FCU Eyes W20; Student Spaces Get Tune-Up Credit Union Plans to Open W20 Branch; Reading Room, Lounge Near Completion
By Angeline Wang
Plans are underway for the MIT Federal Credit Union to open a branch on the first floor of the Student Center. This comes as the newly-renovated reading room opens for student use and the project to convert the former Cashier’s Office into a student lounge nears completion.
The Credit Union submitted a letter of intent to occupy space on the first floor to the MIT Real Estate Office, said Phillip J. Walsh, director of the Campus Activities Complex. While no dates have been set since legal processes must still be completed, the project will most likely move forward. The Credit Union branch would occupy about 60 percent of the existing game room facility, Walsh said. The bank is currently working with architects.
According to Walsh, activity in the game room has been decreasing for a number of years, even after the games were moved from their previous location in the basement to the first floor of the Student Center. At the same time, the vendor who provides the games has indicated his intention to “slowly move out of the business,” Walsh said.
The current plan is to maintain a smaller game room with the most popular and profitable games, including Dance Dance Revolution. The space will also continue to maintain seating, Walsh said.
“The Credit Union has missed being on campus, and the campus has missed us,” Credit Union CEO Brian W. Ducharme said. The Credit Union moved from Building E19 to its current Technology Square location in July 2004.

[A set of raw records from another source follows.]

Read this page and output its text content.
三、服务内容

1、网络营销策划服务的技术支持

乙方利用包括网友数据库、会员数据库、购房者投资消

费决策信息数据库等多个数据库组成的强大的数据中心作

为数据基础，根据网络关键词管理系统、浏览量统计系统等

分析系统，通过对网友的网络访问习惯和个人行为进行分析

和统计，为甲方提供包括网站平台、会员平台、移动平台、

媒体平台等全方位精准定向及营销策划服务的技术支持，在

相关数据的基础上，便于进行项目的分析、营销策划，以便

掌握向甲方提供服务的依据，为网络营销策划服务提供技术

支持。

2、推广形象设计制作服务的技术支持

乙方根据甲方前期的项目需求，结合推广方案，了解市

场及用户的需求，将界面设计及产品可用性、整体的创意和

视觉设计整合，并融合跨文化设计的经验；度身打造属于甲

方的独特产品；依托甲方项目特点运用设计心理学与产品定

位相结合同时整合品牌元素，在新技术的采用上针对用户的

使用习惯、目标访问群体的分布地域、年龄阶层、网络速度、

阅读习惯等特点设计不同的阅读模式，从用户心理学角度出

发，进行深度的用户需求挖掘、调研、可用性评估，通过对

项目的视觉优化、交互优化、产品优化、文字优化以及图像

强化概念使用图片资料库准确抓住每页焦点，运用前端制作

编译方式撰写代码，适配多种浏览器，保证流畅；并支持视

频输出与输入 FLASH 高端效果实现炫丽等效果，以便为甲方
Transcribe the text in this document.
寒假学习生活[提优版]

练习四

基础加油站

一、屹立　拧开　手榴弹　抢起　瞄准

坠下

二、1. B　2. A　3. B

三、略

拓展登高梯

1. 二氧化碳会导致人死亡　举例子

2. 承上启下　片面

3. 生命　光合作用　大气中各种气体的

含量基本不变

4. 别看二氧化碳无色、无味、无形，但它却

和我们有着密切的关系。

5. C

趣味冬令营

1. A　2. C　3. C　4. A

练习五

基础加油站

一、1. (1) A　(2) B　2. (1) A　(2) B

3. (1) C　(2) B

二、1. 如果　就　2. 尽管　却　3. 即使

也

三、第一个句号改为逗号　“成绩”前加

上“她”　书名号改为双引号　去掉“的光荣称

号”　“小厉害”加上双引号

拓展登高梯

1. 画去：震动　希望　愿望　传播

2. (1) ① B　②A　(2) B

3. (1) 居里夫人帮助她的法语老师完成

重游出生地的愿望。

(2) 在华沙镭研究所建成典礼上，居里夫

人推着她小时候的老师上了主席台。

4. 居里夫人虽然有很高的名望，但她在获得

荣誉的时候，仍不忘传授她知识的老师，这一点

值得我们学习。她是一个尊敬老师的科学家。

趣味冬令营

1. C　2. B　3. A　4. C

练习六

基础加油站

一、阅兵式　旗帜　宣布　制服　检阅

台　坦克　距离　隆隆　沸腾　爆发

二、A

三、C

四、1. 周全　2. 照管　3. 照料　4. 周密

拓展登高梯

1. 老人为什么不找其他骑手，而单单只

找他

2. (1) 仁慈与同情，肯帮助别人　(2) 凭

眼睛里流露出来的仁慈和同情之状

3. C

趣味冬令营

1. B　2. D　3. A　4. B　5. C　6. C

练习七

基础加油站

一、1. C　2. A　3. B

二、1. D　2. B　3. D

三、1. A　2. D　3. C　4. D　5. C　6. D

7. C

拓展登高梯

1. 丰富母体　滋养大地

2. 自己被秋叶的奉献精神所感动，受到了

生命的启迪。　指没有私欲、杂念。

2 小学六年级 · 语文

According to Ducharme, the Credit Union will maintain its office in Tech Square. The concept of the Student Center branch will be progressive, with “more sophisticated machines, not the traditional teller line.” He said that he hopes this will better meet the community’s needs. The new branch will continue the Credit Union’s no cash model.
Walsh said that he feels this arrangement will be good for students who will have more choices in banking services with both Bank of America and Credit Union branches in the Student Center.
Undergraduate Association President Andrew T. Lukmann ’07 plans to send out a statement in the coming weeks about the possible game room changes to gauge student reactions.
Reading room opens this week
The reading room, located on the fifth floor of the Student Center, will be open for freshmen tours on Thursday and for the Student Center Open House on Friday. Students will be able to use the 24-hour-access space starting this week.
The free lockers to be located near the entrance of the room for convenient storage still need to be inserted, Walsh said. The CAC is also considering adding art to the room.
“I am very pleased with the reading room,” Lukmann said, noting in particular how much brighter the room is now. One goal of the renovation was to provide better lighting.
“The blinds were removed and changed, so there is more natural light coming in.”
The renovations divided the room into three different study environments: a lounge, an individual study area, and a group study area. The majority of the space was reserved for individual study, with tables that can be converted into desks with carrels.
Seven work rooms make up the new group study space and include LCD panels and white boards for presentations.
The architectural plans by Signer Harris Architects were finalized in late April with a final review by the CAC Advisory Board, as reported by The Tech in June. The approved budget total for the project is slightly below $1.2 million. In all, the renovation took approximately eight weeks on what was a 12-week project, said Walsh.
A ceremony celebration the completion of the renovation will be held during the second week of September.
Lounge to feature student art
The student lounge along the Infinite Corridor will also be opening within the next two weeks. To celebrate the completion of the space, recently named the Community Lounge, another ceremony is planned for the middle of September, a few days after the ceremony for the reading room.
The CAC and the UA have plans to bring together a committee of interested students to attract student artists, Lukmann said. “We’re certainly not planning to leave it that blank.” The group will likely be brought together in late September or early October, Walsh said.
Whether the exhibits will be permanent or rotating will need to be decided by the student committee. This committee may be the same group that will work on the renovation of Pritchett Dining Hall, which the CAC would also like to add art to, according to Lukmann.
“The dollar bill will be immortalized in the glass,” Walsh said. At this point, there will be no etchings in the glass. Instead, a translucent film will be placed inside the two panels of glass, one with the image of the dollar bill and the other with the history of the mural. This setup will “recognize our history and also recognize our progress.”
The original artist of the mural also provided documents and plans of the original mural design that Walsh hopes to put up online “so we don’t lose that part of history.”
Additionally, detailed reproductions of the Dollar Bill Mural may be placed in the MIT museum as well as the Student Center.
The lounge will also include a plaque for the Class of 2005, whose class gift was used to buy furniture for the lounge.